I have said it before, but I have yet to leave a performance of anything involving Joyce DiDonato without a big silly grin on my face by the end. This performance resembled the one of La Cenerentola that I saw last spring, in that 1. It also involved Juan Diego “Watch how long I can hold this high note! And now I’m holding it even longer! Did you catch that? No? That’s ok, because I’m still doing it!” Florez and 2. JDD did the usual grin-making JDD thing in the opera’s final big number (here, “tanti affetti”). I enjoy her performances of Baroque material more than the bel-canto reperatoire, but hearing her voice go zooming around in all that ornamentation is still a pretty rip-roaring good time.

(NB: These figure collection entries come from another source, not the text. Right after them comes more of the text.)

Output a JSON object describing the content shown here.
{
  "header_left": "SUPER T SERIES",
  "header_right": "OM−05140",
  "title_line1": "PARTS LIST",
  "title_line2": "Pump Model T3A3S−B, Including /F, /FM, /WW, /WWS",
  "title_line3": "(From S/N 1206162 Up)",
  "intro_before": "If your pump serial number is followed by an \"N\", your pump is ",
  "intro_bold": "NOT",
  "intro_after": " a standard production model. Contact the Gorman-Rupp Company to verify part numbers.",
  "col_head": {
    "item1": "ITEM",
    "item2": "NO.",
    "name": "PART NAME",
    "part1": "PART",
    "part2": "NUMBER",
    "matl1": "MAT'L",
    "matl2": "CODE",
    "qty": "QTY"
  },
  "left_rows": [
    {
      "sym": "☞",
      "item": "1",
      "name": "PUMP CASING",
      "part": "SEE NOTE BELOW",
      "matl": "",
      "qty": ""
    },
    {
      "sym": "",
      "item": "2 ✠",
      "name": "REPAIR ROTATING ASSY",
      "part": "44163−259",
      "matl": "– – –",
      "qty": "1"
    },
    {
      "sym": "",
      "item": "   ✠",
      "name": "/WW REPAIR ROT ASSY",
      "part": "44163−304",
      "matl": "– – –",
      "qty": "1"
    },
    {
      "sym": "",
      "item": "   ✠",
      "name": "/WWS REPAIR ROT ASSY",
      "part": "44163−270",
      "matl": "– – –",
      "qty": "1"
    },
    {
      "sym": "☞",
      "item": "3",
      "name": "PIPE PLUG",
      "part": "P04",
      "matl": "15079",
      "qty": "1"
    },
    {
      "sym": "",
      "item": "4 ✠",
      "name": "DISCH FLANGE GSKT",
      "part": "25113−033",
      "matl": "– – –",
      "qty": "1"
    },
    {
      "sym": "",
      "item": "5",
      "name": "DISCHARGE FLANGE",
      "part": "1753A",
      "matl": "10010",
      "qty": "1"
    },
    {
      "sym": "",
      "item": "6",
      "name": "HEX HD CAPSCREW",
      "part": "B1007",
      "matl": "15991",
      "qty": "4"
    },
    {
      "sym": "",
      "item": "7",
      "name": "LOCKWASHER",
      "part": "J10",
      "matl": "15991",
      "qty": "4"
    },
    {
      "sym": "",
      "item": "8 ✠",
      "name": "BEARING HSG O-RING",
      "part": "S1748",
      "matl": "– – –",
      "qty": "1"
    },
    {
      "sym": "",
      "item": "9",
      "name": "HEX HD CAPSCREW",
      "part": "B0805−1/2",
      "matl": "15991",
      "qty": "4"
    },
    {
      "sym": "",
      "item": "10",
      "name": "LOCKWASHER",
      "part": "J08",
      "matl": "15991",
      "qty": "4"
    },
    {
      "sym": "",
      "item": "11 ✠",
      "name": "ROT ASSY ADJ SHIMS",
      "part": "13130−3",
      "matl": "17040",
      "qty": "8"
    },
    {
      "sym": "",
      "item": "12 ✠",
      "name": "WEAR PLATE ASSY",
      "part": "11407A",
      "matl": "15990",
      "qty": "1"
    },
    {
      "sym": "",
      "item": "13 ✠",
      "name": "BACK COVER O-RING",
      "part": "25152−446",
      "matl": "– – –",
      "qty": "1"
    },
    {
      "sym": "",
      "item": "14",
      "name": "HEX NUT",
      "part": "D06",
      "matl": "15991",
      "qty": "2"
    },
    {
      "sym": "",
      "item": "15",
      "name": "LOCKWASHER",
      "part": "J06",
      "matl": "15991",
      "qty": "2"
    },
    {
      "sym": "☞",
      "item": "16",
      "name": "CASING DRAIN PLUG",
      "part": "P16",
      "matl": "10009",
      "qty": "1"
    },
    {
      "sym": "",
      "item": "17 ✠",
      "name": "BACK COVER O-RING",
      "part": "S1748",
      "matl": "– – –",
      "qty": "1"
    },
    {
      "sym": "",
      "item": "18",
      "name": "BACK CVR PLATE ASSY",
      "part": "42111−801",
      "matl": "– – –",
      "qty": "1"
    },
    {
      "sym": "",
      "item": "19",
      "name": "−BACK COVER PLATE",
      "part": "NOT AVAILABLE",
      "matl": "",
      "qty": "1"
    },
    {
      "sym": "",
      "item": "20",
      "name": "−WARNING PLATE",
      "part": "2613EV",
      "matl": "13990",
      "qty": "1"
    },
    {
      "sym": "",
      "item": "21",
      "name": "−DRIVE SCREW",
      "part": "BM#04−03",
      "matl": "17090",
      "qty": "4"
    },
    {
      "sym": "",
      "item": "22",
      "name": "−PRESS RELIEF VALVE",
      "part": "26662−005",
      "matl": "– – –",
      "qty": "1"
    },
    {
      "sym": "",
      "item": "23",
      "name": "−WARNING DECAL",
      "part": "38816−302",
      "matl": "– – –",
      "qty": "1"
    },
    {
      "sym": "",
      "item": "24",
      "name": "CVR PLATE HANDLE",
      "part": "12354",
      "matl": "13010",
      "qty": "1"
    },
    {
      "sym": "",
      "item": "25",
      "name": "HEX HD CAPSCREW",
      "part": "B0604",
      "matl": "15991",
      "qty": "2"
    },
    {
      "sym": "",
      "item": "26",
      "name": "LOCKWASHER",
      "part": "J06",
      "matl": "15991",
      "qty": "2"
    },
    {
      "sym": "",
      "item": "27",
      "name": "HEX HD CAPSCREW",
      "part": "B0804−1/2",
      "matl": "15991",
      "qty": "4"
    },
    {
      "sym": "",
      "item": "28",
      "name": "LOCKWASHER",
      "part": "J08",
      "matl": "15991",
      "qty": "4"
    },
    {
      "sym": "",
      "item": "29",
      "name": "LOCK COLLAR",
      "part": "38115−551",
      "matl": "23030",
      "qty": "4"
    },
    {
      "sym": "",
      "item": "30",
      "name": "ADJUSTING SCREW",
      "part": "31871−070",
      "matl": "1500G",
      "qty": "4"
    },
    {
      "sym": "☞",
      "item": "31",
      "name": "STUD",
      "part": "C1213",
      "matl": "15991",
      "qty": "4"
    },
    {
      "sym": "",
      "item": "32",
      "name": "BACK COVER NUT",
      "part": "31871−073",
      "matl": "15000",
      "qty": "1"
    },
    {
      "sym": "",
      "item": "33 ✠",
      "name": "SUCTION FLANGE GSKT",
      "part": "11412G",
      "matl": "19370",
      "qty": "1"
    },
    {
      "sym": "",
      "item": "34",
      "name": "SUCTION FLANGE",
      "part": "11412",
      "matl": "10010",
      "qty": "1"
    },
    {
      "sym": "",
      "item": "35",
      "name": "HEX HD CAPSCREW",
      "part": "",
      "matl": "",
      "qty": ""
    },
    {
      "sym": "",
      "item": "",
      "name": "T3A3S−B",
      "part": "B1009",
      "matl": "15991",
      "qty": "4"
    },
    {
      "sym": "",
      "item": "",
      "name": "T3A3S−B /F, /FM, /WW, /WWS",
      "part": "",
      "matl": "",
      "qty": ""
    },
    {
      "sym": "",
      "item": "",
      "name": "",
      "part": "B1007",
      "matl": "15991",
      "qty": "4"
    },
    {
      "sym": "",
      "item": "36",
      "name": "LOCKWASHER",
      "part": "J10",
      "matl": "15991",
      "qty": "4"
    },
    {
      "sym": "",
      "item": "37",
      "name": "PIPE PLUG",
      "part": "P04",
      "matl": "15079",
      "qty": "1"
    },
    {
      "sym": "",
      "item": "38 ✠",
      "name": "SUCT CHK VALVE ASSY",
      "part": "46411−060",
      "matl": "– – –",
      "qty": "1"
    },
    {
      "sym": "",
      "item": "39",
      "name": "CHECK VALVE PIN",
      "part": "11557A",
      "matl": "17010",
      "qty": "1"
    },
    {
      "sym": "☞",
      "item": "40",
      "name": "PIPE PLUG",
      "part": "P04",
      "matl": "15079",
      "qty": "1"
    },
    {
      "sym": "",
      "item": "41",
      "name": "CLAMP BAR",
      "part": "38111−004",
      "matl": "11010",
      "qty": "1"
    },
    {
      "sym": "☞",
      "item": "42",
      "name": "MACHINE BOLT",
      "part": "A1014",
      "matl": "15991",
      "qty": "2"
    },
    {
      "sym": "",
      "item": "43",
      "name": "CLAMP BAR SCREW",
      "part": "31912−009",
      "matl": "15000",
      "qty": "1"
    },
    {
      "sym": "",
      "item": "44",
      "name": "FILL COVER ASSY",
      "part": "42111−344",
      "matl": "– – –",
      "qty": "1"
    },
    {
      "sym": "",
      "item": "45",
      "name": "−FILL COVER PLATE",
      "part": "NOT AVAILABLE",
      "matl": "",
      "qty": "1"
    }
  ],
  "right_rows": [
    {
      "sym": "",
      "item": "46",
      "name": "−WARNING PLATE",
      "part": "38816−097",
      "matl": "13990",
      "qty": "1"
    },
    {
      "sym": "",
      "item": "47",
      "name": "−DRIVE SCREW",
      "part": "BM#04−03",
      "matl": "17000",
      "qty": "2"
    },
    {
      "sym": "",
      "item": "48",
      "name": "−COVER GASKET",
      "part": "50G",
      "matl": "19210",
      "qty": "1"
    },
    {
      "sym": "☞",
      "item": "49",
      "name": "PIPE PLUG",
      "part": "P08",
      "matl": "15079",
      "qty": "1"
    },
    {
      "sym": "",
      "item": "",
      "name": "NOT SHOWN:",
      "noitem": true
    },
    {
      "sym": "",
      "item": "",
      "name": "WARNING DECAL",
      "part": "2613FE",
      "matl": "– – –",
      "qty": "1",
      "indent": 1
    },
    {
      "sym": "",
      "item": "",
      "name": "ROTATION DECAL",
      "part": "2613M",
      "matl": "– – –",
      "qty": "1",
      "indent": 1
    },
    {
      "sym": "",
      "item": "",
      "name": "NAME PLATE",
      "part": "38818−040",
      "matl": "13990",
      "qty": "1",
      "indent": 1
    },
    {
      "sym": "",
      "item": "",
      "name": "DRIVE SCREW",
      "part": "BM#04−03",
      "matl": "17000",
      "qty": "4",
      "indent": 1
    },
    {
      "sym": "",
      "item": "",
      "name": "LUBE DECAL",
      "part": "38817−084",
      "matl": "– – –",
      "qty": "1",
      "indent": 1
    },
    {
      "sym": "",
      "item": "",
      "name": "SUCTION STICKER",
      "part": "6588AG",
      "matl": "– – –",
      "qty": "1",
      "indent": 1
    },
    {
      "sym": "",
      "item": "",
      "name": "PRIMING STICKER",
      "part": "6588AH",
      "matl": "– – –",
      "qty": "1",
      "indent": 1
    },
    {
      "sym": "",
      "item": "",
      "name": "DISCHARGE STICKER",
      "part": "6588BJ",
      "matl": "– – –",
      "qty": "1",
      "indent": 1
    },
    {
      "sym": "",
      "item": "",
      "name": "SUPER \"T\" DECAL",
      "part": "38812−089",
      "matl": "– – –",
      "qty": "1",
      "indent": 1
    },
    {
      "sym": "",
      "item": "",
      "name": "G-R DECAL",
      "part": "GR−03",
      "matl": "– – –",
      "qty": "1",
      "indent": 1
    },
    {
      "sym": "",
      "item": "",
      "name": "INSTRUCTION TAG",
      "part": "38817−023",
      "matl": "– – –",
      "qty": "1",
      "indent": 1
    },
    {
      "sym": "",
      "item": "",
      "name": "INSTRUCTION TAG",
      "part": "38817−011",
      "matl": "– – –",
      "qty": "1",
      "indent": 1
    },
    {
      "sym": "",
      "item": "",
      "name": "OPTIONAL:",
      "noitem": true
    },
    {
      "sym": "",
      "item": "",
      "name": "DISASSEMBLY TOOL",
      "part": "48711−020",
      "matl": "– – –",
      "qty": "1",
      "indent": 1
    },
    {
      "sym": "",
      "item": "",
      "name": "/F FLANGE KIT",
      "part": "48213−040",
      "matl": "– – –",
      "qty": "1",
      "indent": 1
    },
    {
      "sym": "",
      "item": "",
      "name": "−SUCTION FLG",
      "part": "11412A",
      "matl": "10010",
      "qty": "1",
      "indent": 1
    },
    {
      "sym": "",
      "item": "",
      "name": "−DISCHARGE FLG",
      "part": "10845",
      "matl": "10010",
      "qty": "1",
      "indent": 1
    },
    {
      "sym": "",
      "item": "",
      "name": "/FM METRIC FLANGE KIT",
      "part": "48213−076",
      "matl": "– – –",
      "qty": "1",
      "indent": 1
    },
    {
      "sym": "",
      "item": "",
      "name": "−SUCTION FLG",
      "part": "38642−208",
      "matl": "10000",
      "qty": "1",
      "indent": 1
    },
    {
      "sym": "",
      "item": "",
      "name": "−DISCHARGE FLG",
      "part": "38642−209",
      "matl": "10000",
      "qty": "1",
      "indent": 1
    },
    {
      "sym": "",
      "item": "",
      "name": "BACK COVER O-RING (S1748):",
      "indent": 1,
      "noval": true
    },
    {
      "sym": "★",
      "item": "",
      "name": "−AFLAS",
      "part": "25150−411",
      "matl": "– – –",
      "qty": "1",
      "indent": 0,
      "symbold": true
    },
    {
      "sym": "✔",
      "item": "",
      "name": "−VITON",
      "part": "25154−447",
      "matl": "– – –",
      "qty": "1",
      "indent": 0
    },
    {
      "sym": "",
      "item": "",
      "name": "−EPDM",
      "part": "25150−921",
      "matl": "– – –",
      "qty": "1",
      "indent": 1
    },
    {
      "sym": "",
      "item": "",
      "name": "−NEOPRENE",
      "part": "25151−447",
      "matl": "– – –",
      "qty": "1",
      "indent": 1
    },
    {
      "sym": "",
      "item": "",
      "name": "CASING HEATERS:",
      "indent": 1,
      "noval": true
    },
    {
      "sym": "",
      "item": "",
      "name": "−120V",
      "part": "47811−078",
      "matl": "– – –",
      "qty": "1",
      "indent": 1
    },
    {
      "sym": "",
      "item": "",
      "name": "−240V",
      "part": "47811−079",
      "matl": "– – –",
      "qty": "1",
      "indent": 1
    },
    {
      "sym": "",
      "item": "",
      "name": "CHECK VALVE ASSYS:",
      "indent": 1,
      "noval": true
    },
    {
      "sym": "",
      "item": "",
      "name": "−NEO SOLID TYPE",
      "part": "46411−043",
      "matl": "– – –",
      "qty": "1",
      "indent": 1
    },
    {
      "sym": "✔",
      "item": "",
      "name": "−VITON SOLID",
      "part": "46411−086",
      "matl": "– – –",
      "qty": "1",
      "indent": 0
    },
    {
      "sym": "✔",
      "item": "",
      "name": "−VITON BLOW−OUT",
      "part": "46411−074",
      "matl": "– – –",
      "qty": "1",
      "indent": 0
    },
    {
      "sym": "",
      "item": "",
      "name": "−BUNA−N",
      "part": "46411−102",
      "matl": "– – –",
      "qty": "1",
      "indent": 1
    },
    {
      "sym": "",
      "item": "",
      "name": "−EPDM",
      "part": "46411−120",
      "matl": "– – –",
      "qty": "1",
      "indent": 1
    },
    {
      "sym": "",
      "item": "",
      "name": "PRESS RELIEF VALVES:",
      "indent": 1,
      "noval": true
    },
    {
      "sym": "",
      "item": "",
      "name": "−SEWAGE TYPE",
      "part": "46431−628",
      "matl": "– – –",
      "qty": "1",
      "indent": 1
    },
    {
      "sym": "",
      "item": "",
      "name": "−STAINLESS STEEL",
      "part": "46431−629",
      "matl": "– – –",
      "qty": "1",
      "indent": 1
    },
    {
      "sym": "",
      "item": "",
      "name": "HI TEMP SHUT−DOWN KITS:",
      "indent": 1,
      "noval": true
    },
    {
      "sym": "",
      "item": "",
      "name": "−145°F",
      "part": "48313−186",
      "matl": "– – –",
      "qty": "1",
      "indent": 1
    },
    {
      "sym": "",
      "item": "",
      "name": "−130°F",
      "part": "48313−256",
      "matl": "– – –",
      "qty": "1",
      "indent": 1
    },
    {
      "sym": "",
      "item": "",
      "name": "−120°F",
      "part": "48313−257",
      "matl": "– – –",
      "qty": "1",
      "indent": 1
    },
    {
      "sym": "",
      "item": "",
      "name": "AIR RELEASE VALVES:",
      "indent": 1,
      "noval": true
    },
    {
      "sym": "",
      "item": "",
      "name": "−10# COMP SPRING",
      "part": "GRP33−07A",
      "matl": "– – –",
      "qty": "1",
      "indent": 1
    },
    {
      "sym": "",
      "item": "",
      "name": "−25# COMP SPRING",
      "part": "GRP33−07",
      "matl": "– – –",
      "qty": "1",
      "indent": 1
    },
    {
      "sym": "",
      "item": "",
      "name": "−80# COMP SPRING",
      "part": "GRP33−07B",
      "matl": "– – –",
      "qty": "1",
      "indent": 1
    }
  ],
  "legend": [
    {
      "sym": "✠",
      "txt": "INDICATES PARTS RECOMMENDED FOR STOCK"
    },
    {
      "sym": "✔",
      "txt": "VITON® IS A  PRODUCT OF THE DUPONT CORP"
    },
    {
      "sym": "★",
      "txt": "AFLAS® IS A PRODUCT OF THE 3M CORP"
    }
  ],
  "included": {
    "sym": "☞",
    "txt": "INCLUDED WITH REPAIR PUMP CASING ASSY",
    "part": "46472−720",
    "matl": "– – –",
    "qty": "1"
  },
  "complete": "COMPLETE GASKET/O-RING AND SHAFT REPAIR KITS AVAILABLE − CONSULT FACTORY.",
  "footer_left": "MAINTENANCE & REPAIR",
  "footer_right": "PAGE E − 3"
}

This is not an opera I know well. I’ve never seen it, and I’ve heard only the arias that tend to end up on recital programs, like the aforementioned “tanti affetti.” It is one of those 19th-century history-with-the-politics-taken-out operas – the story centers around a bunch of highlanders who are at war with James V of Scotland for reasons that are apparently unimportant; one of them, Ellen (Elena in Italian), is loved by both a highland chief named Rodrigo and this other guy who turns out to be James V; she prefers a mezzo named Malcolm, and it all turns out fine. I think Rodrigo dies, but that is probably not important either.
Two stray observations about the staging. One, I think they stole the patch of barren heath that represents Little Mankie or wherever the hell this takes place from their production of Parsifal. Either that or the Met has two big movable patches of grayish ground that can split open in the middle. Two, during the first act when everyone is cheerfully celebrating the betrothal of Elena and Rodrigo that they assume will soon take place, Elena has to just sort of stand there looking agitated and twisting her hands together for quite a while – from the cheap seats, the stage direction gives the impression that Elena definitely doesn’t want to marry Rodrigo, and that additionally she really really has to pee.
Finally, one unexpected bonus was mezzo Daniela Barcellona as Malcolm. She got overpowered by the orchestra now and then, but the solo moments, both early on and in Malcolm’s last aria in Act II were impressive – committed acting and some very smooth and well-executed Rossini singing.